First published in the Ukrainian Weekly, July 1, 2012:
L’viv-born economist, Ludwig Von Mises made the case that capitalism forces people, even enemies, to cooperate and serve one another. This is so evident, we often fail to see it.
Consider buying something at a store. It is typical for both customer and cashier to say “thank you.” This mutual expression of gratitude reflects how both parties benefit. The customer receives his product, and the cashier, on behalf of the owner, the customer’s money. They are both happier and the world becomes a better place.
The mutual benefit only occurs for businesses relying on voluntary patronage. It doesn’t exist where people profit from tax dollars — for example, at the train station. This brings me to my personal experience buying tickets in Kyiv’s “Vokzal.”
I was been told you can buy tickets online in Ukraine, but the website looks confusing.

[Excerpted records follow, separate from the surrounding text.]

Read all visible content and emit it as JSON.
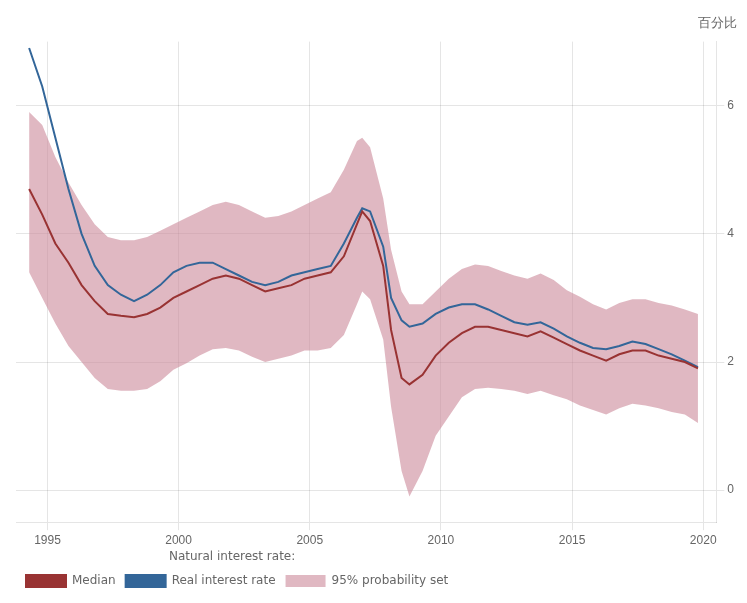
{
  "chart_data": {
    "type": "line",
    "ylabel": "百分比",
    "legend_title": "Natural interest rate:",
    "legend": "bottom",
    "grid": true,
    "xlim": [
      1993.8,
      2020.5
    ],
    "ylim": [
      -0.5,
      7.0
    ],
    "xticks": [
      1995,
      2000,
      2005,
      2010,
      2015,
      2020
    ],
    "yticks": [
      0,
      2,
      4,
      6
    ],
    "x": [
      1994.3,
      1994.8,
      1995.3,
      1995.8,
      1996.3,
      1996.8,
      1997.3,
      1997.8,
      1998.3,
      1998.8,
      1999.3,
      1999.8,
      2000.3,
      2000.8,
      2001.3,
      2001.8,
      2002.3,
      2002.8,
      2003.3,
      2003.8,
      2004.3,
      2004.8,
      2005.3,
      2005.8,
      2006.3,
      2006.8,
      2007.0,
      2007.3,
      2007.8,
      2008.1,
      2008.5,
      2008.8,
      2009.3,
      2009.8,
      2010.3,
      2010.8,
      2011.3,
      2011.8,
      2012.3,
      2012.8,
      2013.3,
      2013.8,
      2014.3,
      2014.8,
      2015.3,
      2015.8,
      2016.3,
      2016.8,
      2017.3,
      2017.8,
      2018.3,
      2018.8,
      2019.3,
      2019.8
    ],
    "series": [
      {
        "name": "95% probability set",
        "type": "band",
        "color": "#cc8899",
        "lower": [
          3.4,
          3.0,
          2.6,
          2.25,
          2.0,
          1.75,
          1.58,
          1.55,
          1.55,
          1.58,
          1.7,
          1.88,
          1.98,
          2.1,
          2.2,
          2.22,
          2.18,
          2.08,
          2.0,
          2.05,
          2.1,
          2.18,
          2.18,
          2.22,
          2.42,
          2.9,
          3.1,
          2.98,
          2.35,
          1.3,
          0.3,
          -0.1,
          0.3,
          0.85,
          1.15,
          1.45,
          1.58,
          1.6,
          1.58,
          1.55,
          1.5,
          1.55,
          1.48,
          1.42,
          1.32,
          1.25,
          1.18,
          1.28,
          1.35,
          1.32,
          1.28,
          1.22,
          1.18,
          1.05
        ],
        "upper": [
          5.9,
          5.7,
          5.2,
          4.8,
          4.45,
          4.15,
          3.95,
          3.9,
          3.9,
          3.95,
          4.05,
          4.15,
          4.25,
          4.35,
          4.45,
          4.5,
          4.45,
          4.35,
          4.25,
          4.28,
          4.35,
          4.45,
          4.55,
          4.65,
          5.0,
          5.45,
          5.5,
          5.35,
          4.55,
          3.75,
          3.1,
          2.9,
          2.9,
          3.1,
          3.3,
          3.45,
          3.52,
          3.5,
          3.42,
          3.35,
          3.3,
          3.38,
          3.28,
          3.12,
          3.02,
          2.9,
          2.82,
          2.92,
          2.98,
          2.98,
          2.92,
          2.88,
          2.82,
          2.75
        ]
      },
      {
        "name": "Median",
        "type": "line",
        "color": "#993333",
        "values": [
          4.7,
          4.3,
          3.85,
          3.55,
          3.2,
          2.95,
          2.75,
          2.72,
          2.7,
          2.75,
          2.85,
          3.0,
          3.1,
          3.2,
          3.3,
          3.35,
          3.3,
          3.2,
          3.1,
          3.15,
          3.2,
          3.3,
          3.35,
          3.4,
          3.65,
          4.15,
          4.35,
          4.2,
          3.5,
          2.5,
          1.75,
          1.65,
          1.8,
          2.1,
          2.3,
          2.45,
          2.55,
          2.55,
          2.5,
          2.45,
          2.4,
          2.48,
          2.38,
          2.28,
          2.18,
          2.1,
          2.02,
          2.12,
          2.18,
          2.18,
          2.1,
          2.05,
          2.0,
          1.9
        ]
      },
      {
        "name": "Real interest rate",
        "type": "line",
        "color": "#336699",
        "values": [
          6.9,
          6.3,
          5.5,
          4.7,
          4.0,
          3.5,
          3.2,
          3.05,
          2.95,
          3.05,
          3.2,
          3.4,
          3.5,
          3.55,
          3.55,
          3.45,
          3.35,
          3.25,
          3.2,
          3.25,
          3.35,
          3.4,
          3.45,
          3.5,
          3.85,
          4.25,
          4.4,
          4.35,
          3.8,
          3.0,
          2.65,
          2.55,
          2.6,
          2.75,
          2.85,
          2.9,
          2.9,
          2.82,
          2.72,
          2.62,
          2.58,
          2.62,
          2.52,
          2.4,
          2.3,
          2.22,
          2.2,
          2.25,
          2.32,
          2.28,
          2.2,
          2.12,
          2.02,
          1.92
        ]
      }
    ]
  }
}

You must register. Also, after you buy them online, you go to the train station and cut in front of the many exhausted travelers waiting on long lines just to receive online-purchased train ticket. I can’t imagine doing that. So, for my stay in Ukraine, I’ve resorted to standing on lines at train stations to purchase tickets.
For my non-Ukrainian readers, let me clarify how horrible this experience is: The station is perpetually crowded and smells like body odor. By my estimate, the average wait in Kyiv is thirty minutes. You have to demonstrate your capitulation to the system by stooping to speak through a little portal to the impatient clerk. You have no idea what train tickets are available or how much they cost until you get there. A decision must be made the instant you get the information and there doesn’t seem to be any way to get an overview of what’s available.
You ask for Thursday night, they tell you, very rapidly what’s leaving on Thursday night, which types of cabins, times of travel and cost. It’s an awfully large amount of information to process quickly, especially for non-native speakers and especially if you’re a nice person sensitive to the impatience of the people behind you.
It gets worse.
On a recent visit to the train station a young man asked to cut in front of me, just as I reached the front of the line. Perhaps he had bought a ticket online. “Thirty seconds,” he said. I nodded. Good manners are only a weakness in a bureaucratically managed enterprise.
He was indeed finished in thirty seconds, but a lady sensed her opportunity and asserted her place behind the young man. I told her she couldn’t cut, and even posted my arm, but she snuck around my other side as soon as he finished.
She jumped straight into a heated argument with the clerk. The clerk refused something but she wouldn’t accept it and kept arguing. Eventually, the clerk put a cardboard sign in the window that read “Technical break,” dropped the venetian blinds, and left her booth, switching off the light.
This shouldn’t have caught me by surprise.
Various times are printed on the glass of the booth. Though they weren’t labeled, I’ve since learned these were the technical breaks. Each booth has five or six technical breaks during the day and they range from ten to sixty minutes in duration. This one was supposed to be twenty minutes long, and I decided to wait it out rather than move to a different line. She returned on time, but then spent five minutes counting money with another lady. When I finally had her attention, she told me that nothing was available on the day I wanted to travel, or the day after that. I couldn’t make an immediate decision about what to do, so I left empty handed.
Most Ukrainians would probably think: “Of course, that it how it works at the train station. That is how it always worked, and that is how it will always be until the end of time. There is no alternative.”
One must be able to imagine progress before achieving it. Imagine a supermarket. I shop at the Mega Market near Olympiski Stadium metro station. In fact, I went there just to cheer myself up after my failure at the train station. I like choices. I like polite people.
At Mega Market, I don’t have to ask which products are available. They are advertised with beautiful pictures and sometimes, attractive people hand me leaflets as I wander the aisles at my own leisurely pace. I get free samples. I can touch, hold and even smell things before I buy them. The biggest miracle of all, however, may be the checkout.
There is no glass between me and clerk. I don’t have to stoop. They smile and demonstrate good manners. They never take technical breaks. A girl only leaves her station when her replacement arrives. Even if they did take breaks, it wouldn’t matter because the lines are always short. Do train station bureaucrats stumble through supermarkets in utter awe? Do they consider the managers there to be super-human geniuses?
Economist Frederick Hayek distinguished between two economies in every society. There is the voluntary economy, where exchanges rely on voluntary patronage, and there is the coercive economy — so called because it runs on taxes which are collected coercively. For the sake of good manners, peace, and making the most of the little time each of has on this Earth, we should remember how we are treated by each.